Allen was one speaker at the Institute for Marriage and Family Canada's (IMFC) policy conference Sept. 27, who called for public policies that could encourage marriage.
IMFC executive director David Quist told journalists the institute has moved on from the same-sex marriage debate because recent Canadian census data shows how small the numbers of these marriages are. So the conference focused on the social and economic benefits of marriage.
Allen noted that child custody support laws encourage divorce especially among high-earning single income families. Divorce rates have risen 10 per cent in that group.
Most people view marriage as the formalization of a loving relationship, what Allen called the "good intentions theory of marriage." He argued love does not build the institution; instead the institution builds the love.
All the legal benefits of marriage now go to cohabiting couples as well, he said, noting most people want all the benefits of marriage but none of the costs. Marriage is associated with fertility, and its erosion has created a "huge demographic crisis."
Low fertility
"Canada has one of the lowest fertility rates in the Western world," he said.
He and others at the conference argued for policies such as income splitting - allowing members of single-breadwinner couples to each be taxed at a lower rate than that now paid by one higher earner.
While Allen stressed the need for constraints, keynote speaker David Blankenhorn described human beings as "pair-bonding creatures" with a deep, natural desire to love and be loved that is embedded in our natures.

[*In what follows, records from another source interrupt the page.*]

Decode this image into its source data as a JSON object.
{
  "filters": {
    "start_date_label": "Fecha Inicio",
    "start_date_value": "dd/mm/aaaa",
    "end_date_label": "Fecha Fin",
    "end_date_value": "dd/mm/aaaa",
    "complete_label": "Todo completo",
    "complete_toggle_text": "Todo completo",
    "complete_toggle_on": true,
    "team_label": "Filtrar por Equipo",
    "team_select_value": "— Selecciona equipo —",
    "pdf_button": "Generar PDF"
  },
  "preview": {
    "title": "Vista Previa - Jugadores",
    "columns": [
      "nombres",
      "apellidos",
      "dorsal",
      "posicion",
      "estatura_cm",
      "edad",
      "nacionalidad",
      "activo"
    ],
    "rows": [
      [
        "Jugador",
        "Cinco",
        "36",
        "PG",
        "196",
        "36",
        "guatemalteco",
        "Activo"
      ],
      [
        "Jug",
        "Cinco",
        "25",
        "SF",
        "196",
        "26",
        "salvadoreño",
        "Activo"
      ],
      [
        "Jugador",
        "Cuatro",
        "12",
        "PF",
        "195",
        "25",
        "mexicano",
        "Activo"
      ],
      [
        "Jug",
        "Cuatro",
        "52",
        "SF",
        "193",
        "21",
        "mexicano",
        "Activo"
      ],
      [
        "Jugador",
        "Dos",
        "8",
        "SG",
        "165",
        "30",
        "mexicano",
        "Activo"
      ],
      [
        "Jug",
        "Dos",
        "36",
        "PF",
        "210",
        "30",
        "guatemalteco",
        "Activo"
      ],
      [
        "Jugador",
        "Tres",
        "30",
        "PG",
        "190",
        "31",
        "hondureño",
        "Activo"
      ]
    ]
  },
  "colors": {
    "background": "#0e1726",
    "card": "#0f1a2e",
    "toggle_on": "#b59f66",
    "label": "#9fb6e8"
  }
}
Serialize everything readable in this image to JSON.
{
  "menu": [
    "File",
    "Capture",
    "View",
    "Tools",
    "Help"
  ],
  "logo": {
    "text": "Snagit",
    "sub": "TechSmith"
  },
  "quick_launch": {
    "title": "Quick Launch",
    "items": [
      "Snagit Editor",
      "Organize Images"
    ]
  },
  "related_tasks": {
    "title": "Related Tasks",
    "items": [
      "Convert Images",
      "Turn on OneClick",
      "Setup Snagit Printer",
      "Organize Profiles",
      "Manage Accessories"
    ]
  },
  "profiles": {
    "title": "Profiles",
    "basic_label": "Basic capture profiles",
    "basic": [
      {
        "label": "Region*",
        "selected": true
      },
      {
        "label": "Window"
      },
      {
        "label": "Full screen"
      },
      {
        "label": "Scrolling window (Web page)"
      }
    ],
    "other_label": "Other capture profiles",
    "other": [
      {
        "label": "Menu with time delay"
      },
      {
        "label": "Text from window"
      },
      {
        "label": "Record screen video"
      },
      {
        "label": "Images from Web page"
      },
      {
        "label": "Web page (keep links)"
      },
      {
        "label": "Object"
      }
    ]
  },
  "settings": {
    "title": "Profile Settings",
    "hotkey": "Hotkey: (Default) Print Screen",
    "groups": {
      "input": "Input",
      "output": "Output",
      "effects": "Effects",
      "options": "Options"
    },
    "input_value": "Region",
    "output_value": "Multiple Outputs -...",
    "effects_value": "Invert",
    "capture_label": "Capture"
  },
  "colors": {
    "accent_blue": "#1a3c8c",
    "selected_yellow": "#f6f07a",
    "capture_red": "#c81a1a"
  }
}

Marriage is an imperfect response to these deep longings that helps flawed human beings "to be the best we can be," he said. Marriage has been trivialized, shrunk and miniaturized. Instead, marriage needs to be recognized as an institution that shows us "who we really are as people, and who we want to be as people."
Progressive family policy
Blankenhorn, president of the Institute for American Values, described Canada as "on the cutting edge" of progressive family policy that sees marriage as a public recognition of a private relationship defined by the couple themselves. Children are left out of this definition of marriage, he said.
Marriage is a preventive, he said, and even a modest decline in the divorce rate will have major implications in the future lives of children.

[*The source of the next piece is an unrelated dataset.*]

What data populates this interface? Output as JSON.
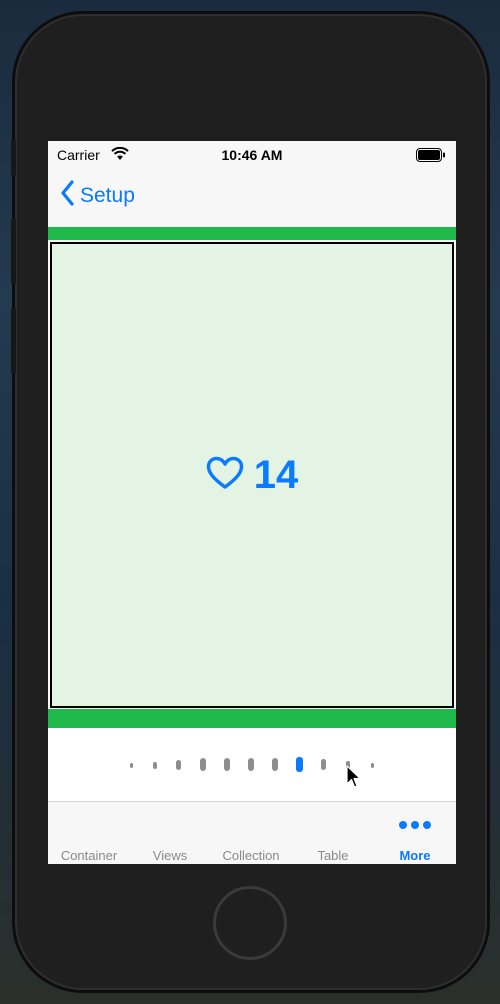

Acton Institute economist Jennifer Roback Morse outlined research from hundreds of studies that show cohabiting couples fare far worse than married couples and so do children living in those relationships. A common-law partner is nine times more likely to be killed by their partner. A child is 50 times more likely to die of injuries when living with an unrelated adult than when living with his biological parents.
Child=co-operation
In a marriage, a child becomes a source of co-operation for the couple. In cohabitation, the child is often perceived as an obstacle - someone "in the way," Morse said.